Headlines may be about announcing layoffs and furloughs but workforce experts caution how employers do it will determine the likelihood employees will come back. A good employee separation experience will ensure they will want to come back.
Companies recognize workforce is a key asset they need to maintain for business continuity, according to AvWeek Senior Editor Michael Bruno, one of four speakers in the publication’s recent workforce webinar.
During the COVID-19 and the Workforce: Protecting Our Best Assets, speakers indicated employers should be planning now for the return. Sixty-seven percent of attendees indicated they were either working on stabilizing their business or strategizing for return
The big challenge, said PWC People and Change Partner, John Karren, is how industry sustains its current workforce. “They are afraid to let workers go because they might not come back in such a tight labor market. Laying off thousands of workers would mean they might go to other industries. Karren outlined the many steps employers should be taking including establishing return-to-work protocols and training. Cleaning and social distancing will remain important because the 2018 Influenza Pandemic came in three waves.
Bruno pointed to Spirit AeroSystems which is now trying to find jobs for its workforce in other companies in hopes they will remain in Wichita and be available to return once this is all over.
“Talent was always rare, and it is even rarer now if you believe the industry’s future is strong,” said Bruno.
Scott Dratch, chair, Workforce Policy Council, Aerospace Industries Association advised employers to talk to their customers to determine expected production and maintenance workflows and to help develop the framework for returning to work.
"Investing in workforce is still important," said Karren. “How do we invest in workforce as those workplace changes happen,” he asked, adding employers needed to develop strategies on how to invest in the development of their people and what new training will be necessary.
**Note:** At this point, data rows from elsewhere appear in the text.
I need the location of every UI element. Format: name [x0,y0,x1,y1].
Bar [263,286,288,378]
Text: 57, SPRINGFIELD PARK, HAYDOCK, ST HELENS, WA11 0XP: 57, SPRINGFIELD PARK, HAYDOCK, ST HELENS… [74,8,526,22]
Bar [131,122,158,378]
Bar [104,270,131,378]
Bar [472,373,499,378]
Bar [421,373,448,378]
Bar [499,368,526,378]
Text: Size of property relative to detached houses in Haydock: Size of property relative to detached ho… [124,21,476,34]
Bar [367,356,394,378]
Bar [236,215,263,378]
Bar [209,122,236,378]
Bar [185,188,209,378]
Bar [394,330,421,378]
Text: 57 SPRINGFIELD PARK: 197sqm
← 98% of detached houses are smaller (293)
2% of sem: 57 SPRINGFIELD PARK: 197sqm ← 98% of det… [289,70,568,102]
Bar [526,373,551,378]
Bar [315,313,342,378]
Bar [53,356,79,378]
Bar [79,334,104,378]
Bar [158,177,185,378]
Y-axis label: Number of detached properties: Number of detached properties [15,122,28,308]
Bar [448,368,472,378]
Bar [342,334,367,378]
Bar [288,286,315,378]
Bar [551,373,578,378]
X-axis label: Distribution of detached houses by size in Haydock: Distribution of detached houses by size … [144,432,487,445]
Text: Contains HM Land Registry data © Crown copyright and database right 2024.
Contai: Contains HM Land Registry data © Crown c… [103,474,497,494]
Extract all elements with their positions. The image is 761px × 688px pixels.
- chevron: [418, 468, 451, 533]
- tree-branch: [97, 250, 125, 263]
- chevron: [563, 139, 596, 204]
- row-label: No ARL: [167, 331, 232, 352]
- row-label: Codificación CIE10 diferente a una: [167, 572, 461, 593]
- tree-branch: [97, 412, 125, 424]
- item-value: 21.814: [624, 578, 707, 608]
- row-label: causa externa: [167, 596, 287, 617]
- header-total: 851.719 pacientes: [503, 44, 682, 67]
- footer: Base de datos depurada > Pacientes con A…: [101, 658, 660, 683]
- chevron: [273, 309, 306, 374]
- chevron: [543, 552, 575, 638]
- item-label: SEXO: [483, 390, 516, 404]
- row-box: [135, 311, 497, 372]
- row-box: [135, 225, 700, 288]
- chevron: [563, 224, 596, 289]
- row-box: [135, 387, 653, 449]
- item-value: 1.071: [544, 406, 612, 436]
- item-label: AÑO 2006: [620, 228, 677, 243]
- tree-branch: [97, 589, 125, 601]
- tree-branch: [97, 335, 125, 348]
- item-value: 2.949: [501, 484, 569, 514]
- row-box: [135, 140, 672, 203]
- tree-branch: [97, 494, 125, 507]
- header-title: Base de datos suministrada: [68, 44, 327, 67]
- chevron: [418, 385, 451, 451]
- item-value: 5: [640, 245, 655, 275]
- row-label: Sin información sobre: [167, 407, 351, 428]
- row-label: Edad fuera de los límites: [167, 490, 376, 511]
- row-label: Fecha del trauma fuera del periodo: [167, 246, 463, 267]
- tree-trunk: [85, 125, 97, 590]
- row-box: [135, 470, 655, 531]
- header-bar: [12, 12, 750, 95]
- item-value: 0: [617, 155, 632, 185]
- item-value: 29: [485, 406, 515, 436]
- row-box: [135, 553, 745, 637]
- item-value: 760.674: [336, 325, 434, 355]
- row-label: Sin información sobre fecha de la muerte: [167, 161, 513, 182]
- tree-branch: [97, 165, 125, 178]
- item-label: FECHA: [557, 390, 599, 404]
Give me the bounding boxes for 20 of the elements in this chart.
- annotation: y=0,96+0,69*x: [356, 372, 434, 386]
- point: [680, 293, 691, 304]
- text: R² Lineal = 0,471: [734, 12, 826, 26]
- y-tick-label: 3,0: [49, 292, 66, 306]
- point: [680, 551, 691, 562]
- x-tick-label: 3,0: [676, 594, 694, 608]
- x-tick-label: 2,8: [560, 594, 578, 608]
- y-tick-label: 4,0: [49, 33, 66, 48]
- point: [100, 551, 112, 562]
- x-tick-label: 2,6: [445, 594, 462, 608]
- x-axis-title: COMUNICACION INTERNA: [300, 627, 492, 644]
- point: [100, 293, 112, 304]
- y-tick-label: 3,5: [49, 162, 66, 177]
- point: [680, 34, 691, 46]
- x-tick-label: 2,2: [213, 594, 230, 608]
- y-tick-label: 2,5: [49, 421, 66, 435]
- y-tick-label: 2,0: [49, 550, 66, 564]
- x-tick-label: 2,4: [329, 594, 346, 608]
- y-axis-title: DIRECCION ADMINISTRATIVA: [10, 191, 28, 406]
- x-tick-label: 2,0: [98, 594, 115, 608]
How do we shape young professionals who are experiencing their first industry crisis? This is not only how to get them back to work but in getting them back to working differently. This includes not only physical safety but mental safety by using employee assistance programs, adding telemedicine to the benefit package. One company secured a contract with Uber Eats to ensure families are taken care of.”
Dratch said companies are experimenting with adopting new technologies such as augmented reality. Other new technologies will be enabled with 5G and employers need to think about incorporating them into the Post-Covid workplace. Working virtually will be part of the future and companies also need to develop strategies for that, added Karren, who reported productivity has remained high despite working from home.
Dratch advised employers to read a National Defense University paper Weathering the Storm Leading Your Organization Through a Pandemic, calling it an ideal resource for employers.
“In 2013, open jobs numbered just of 19,000,” said Moderator Carole Rickard Hedden, executive editor, Aviation Week Executive Intelligence. “Today it is 55,000 and companies are poaching each other’s employees so there is an increased emphasis on retaining employees. We are seeing young professionals seeking jobs but mostly within their own companies.”
In addition, aerospace companies are very much pressing forward on internships, considered lifeblood of the talent pipeline. Fifty-four percent of webinar attendees plan to honor their job and internship offers.
But that raises other questions, said Karren, such as the development of virtual internship programs that are meaningful and productive.